My own experiences with the nosmoking crowed while serving as president of
the Orange County Lung Association affiliate further demonstrate the point
that politically correct antitobacco zealots have gotten hold of the
national organization by the scruff of the neck and shaken it senseless.

At a Lung Association conference last year in New Orleans, I participated
in a marketing workshop. Our task in this workshop was not to market the
great programs our local Lung Association affiliates offer, but instead to
create an advertising program to "educate" teenagers that smoking will
kill them. I became persona non grata when I said, sensibly I thought, that
smoking does not kill teenagers; at most, it shortens the lives of roughly
a third of the middleaged people who took up smoking as teenagers.

Why then be embarrassed by the American Lung Association instead of just
getting out of the organization entirely? The affiliates are legally
separate from the national American Lung Association. Each also works very
hard to address the significant health problems that exist beyond just the
narrow tobacco issue.
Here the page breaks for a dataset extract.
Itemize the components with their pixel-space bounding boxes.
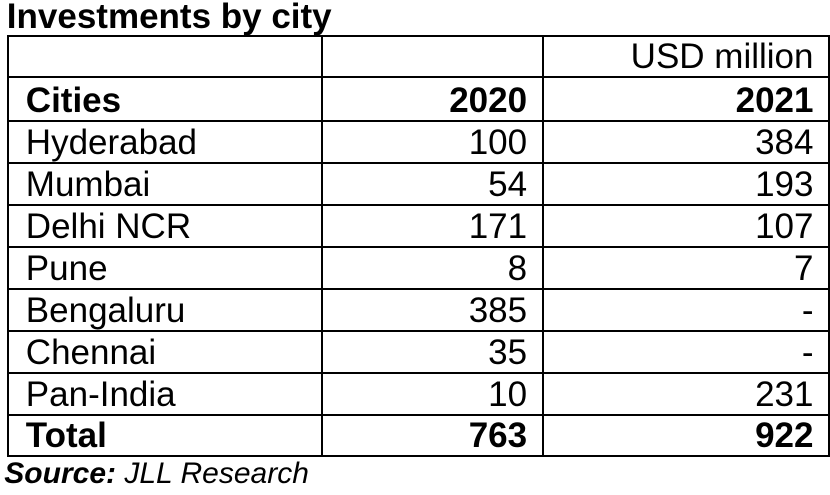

For example, lung disease is the No. 1 killer of
children under the age of a year; asthma is the leading cause of missed
school days; tuberculosis has made a comeback in many parts of the country.

In solving these and other problems, the local Lung Association affiliates
can and do make a difference in the lives of the young and the seriously
ill. It is because of this difference, and not because of Woody Harrelson
or some leftwing interest group's hatred of tobacco companies, that
volunteers such as yourself spend long hours raising money and working for
our various local affiliates.

I just wish the national organization would not work against us with its
embrace of politically correct positions and celebrities.